What happens if a similar export control directive is issued to Apple, Google and Microsoft to suspend their app stores and browsers in India?
Think.
Think again!
A single decision taken thousands of miles away can today black out banking transactions, supply chains, retail networks, travel systems, agricultural marketplaces, educational platforms, healthcare services, and government interfaces. All these are fully dependent on foundational technologies we do not control.
The browser is no longer a browser.
The app store is no longer an app store.
They have become the gateways to commerce, communication, knowledge, mobility, and economic participation itself.
Those who control these gateways increasingly control direction, visibility, discovery, optimisation, monetisation, and ultimately influence and outcomes.
Nations will NOT take over nations without invading them with ammunition and nuclear warheads But with cutting them off their information superhighways that have innocuously but definitely become the nervous system of any nation.
The future will not merely be shaped by those who build products. It will be shaped by those who control the pipes through which products flow.
In the AI age, this becomes even more consequential.
Without AI, India will continue to progress. But that progress may resemble travelling at the speed of sound while AI-powered nations move at the speed of light. The result is not merely a gap. It is an expanding chasm in productivity, competitiveness, innovation, and human development.
As AI continuously optimises products, services, logistics, healthcare, education, finance, and manufacturing, nations without sovereign foundational technologies risk becoming consumers rather than creators; markets rather than makers.
Their goods become less competitive.
Their services become less attractive.
Their dependence deepens.
And their data, the strategic resource of the 21st century, is continuously sieved, refined, crystallised, and monetised elsewhere.

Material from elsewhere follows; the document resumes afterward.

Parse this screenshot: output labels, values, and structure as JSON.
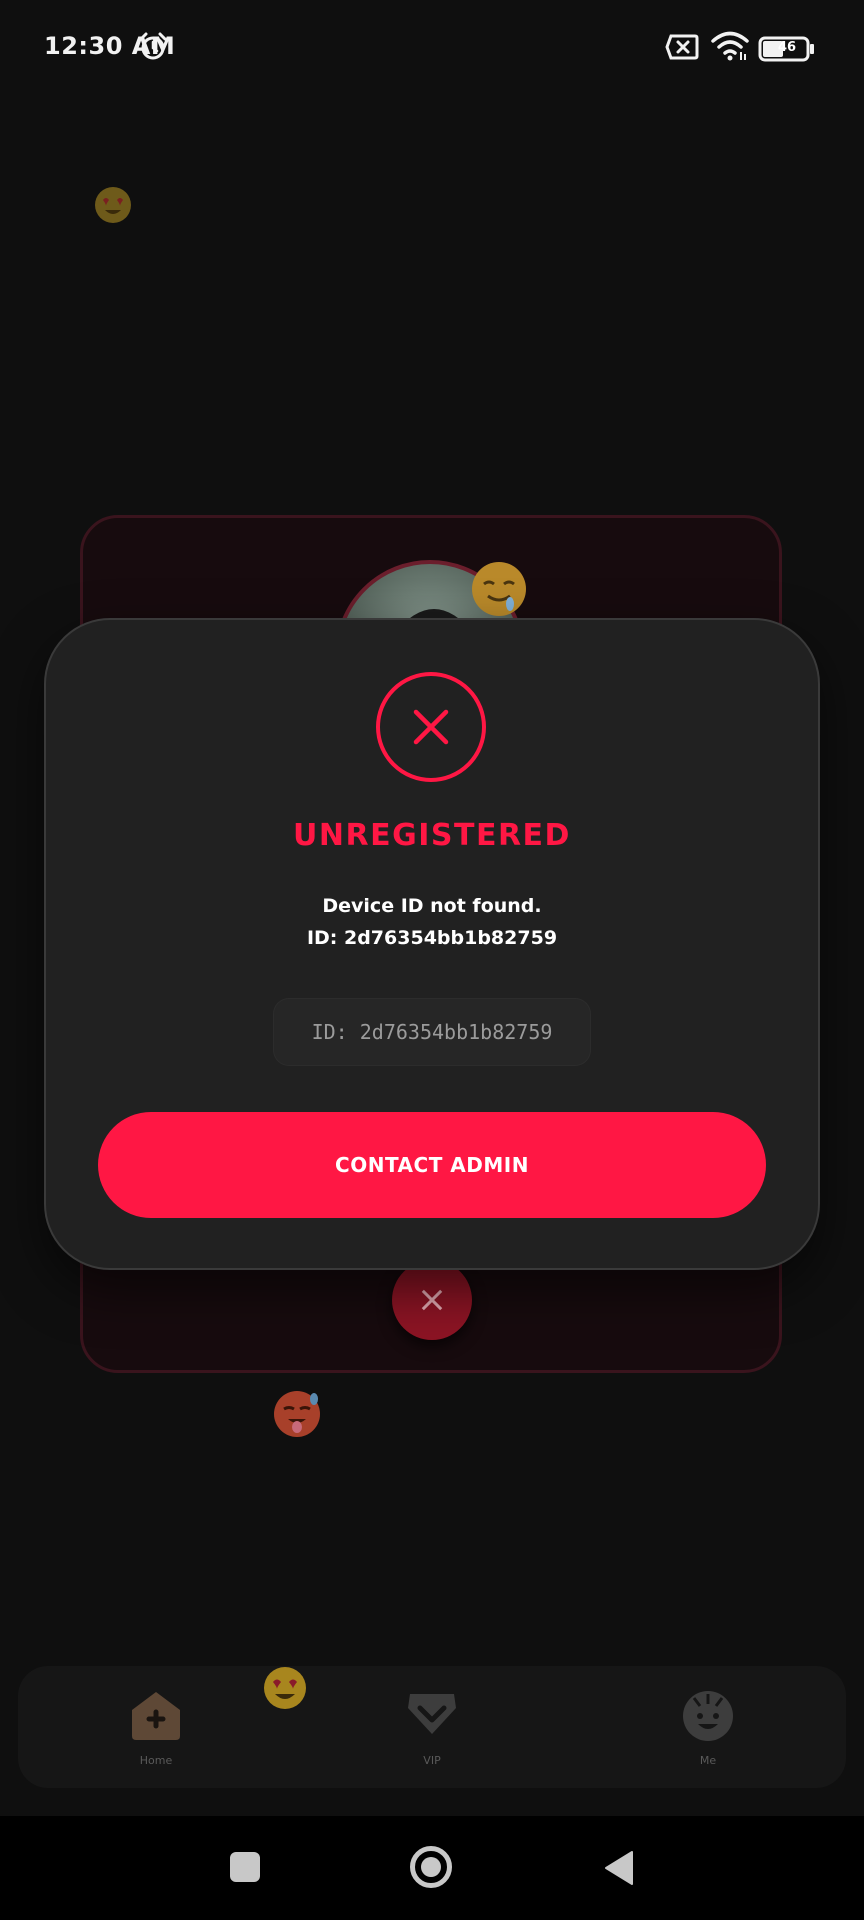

The geopolitical landscape of tomorrow will not be determined solely by armies, minerals, energy reserves, or trade routes.
It will be determined by who owns the foundational technology stack.
Who owns the AI?
Who owns the cloud?
Who owns the browser?
Who owns the app stores?
Who owns the digital identity layer?
Who owns the attention economy?
Who owns the data?
The question before India is therefore stark:
If we do not have sovereign AI, sovereign browsers, sovereign app stores, sovereign social media platforms, and sovereign digital infrastructure, can we truly claim digital sovereignty at all?
Because in the age ahead, sovereignty will not merely be defended.
It will be coded.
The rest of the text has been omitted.